When asked why the experts felt an urgent need to change the treatment guidelines for single dose primaquine the emergence of artemisinin resistant P.falciparum strains and their spread in South East Asia was mentioned. This threat has triggered series of high level meetings yet no viable containment plan has so far emerged. Adding a single dose of primaquine to the treatment of falciparum malaria is recommended in many countries but in practice this is rarely done. Furthermore a substantial proportion of gametocyte carriers are subclinically infected and very low gametocyte densities can’t be detected by microscopy or PCR of dried blood spots. Eliminating this gametocyte reservoir will require mass drug administrations which will probably need to include primaquine. However, uncertain about the safety of primaquine, practitioners are reluctant to prescribe it and policy makers, well aware of the consequences of adverse events caused by public health measures, shy away from recommending the administration of primaquine.
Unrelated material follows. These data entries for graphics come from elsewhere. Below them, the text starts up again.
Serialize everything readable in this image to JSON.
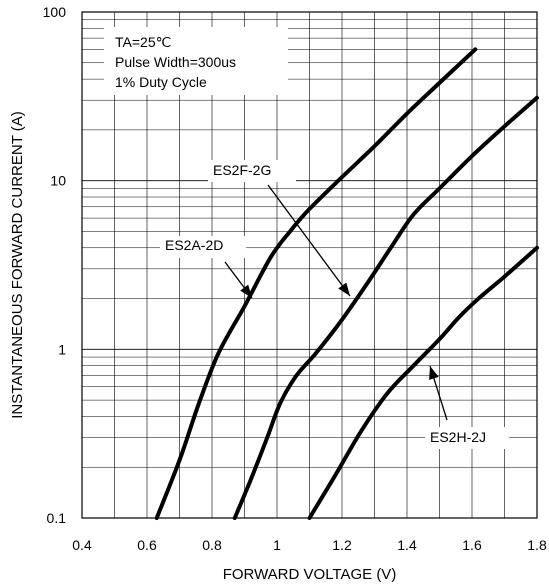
{
  "chart_data": {
    "type": "line",
    "title": "",
    "xlabel": "FORWARD VOLTAGE (V)",
    "ylabel": "INSTANTANEOUS FORWARD CURRENT (A)",
    "xlim": [
      0.4,
      1.8
    ],
    "ylim": [
      0.1,
      100
    ],
    "yscale": "log",
    "grid": true,
    "x_ticks": [
      "0.4",
      "0.6",
      "0.8",
      "1",
      "1.2",
      "1.4",
      "1.6",
      "1.8"
    ],
    "y_ticks": [
      "0.1",
      "1",
      "10",
      "100"
    ],
    "annotation": [
      "TA=25℃",
      "Pulse Width=300us",
      "1% Duty Cycle"
    ],
    "series": [
      {
        "name": "ES2A-2D",
        "x": [
          0.63,
          0.7,
          0.76,
          0.82,
          0.9,
          0.98,
          1.04,
          1.1,
          1.2,
          1.3,
          1.4,
          1.5,
          1.61
        ],
        "y": [
          0.1,
          0.22,
          0.48,
          0.95,
          1.8,
          3.5,
          5.0,
          6.8,
          10.5,
          16.0,
          25.0,
          38.0,
          60.0
        ]
      },
      {
        "name": "ES2F-2G",
        "x": [
          0.87,
          0.92,
          0.97,
          1.01,
          1.06,
          1.12,
          1.2,
          1.28,
          1.35,
          1.42,
          1.5,
          1.6,
          1.7,
          1.8
        ],
        "y": [
          0.1,
          0.17,
          0.3,
          0.48,
          0.7,
          0.95,
          1.5,
          2.5,
          4.0,
          6.3,
          9.0,
          14.0,
          21.0,
          31.0
        ]
      },
      {
        "name": "ES2H-2J",
        "x": [
          1.1,
          1.18,
          1.26,
          1.34,
          1.42,
          1.5,
          1.56,
          1.62,
          1.7,
          1.8
        ],
        "y": [
          0.1,
          0.18,
          0.33,
          0.55,
          0.8,
          1.15,
          1.55,
          2.0,
          2.7,
          4.0
        ]
      }
    ]
  }
}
Members of the WHO expert group believe that a reduced single dose primaquine will find wider acceptance than the previously recommended dose and will thus help to contain the spread of artemisinin resistance. They also feel that the spread of artemisinin resistance represents a sufficiently big threat not to wait for more current data. To retain credibility the WHO would be well advised to make without delay the data available on which the proposed changes in treatment guidelines are based. How the WHO identifies and selects their experts is not transparent and several emails to explore this selection process didn’t result in a satisfactory answer. Changes in guidelines may reach wider acceptance if they are the result of a transparent process. Time will tell whether a recommendation to reduce the dose of primaquine by two thirds has any impact on the spread of artemisinin resistance. A much more courageous strategy may be needed to prevent a health disaster.
Lorenz von Seidlein works for the Menzies School of Health Research, Australia and coordinates the vivax working group of the Asian Pacific Malaria Elimination Network (APMEN). He is a co-investigator in several primaquine trials and a member of the PLOS Medicine editorial board.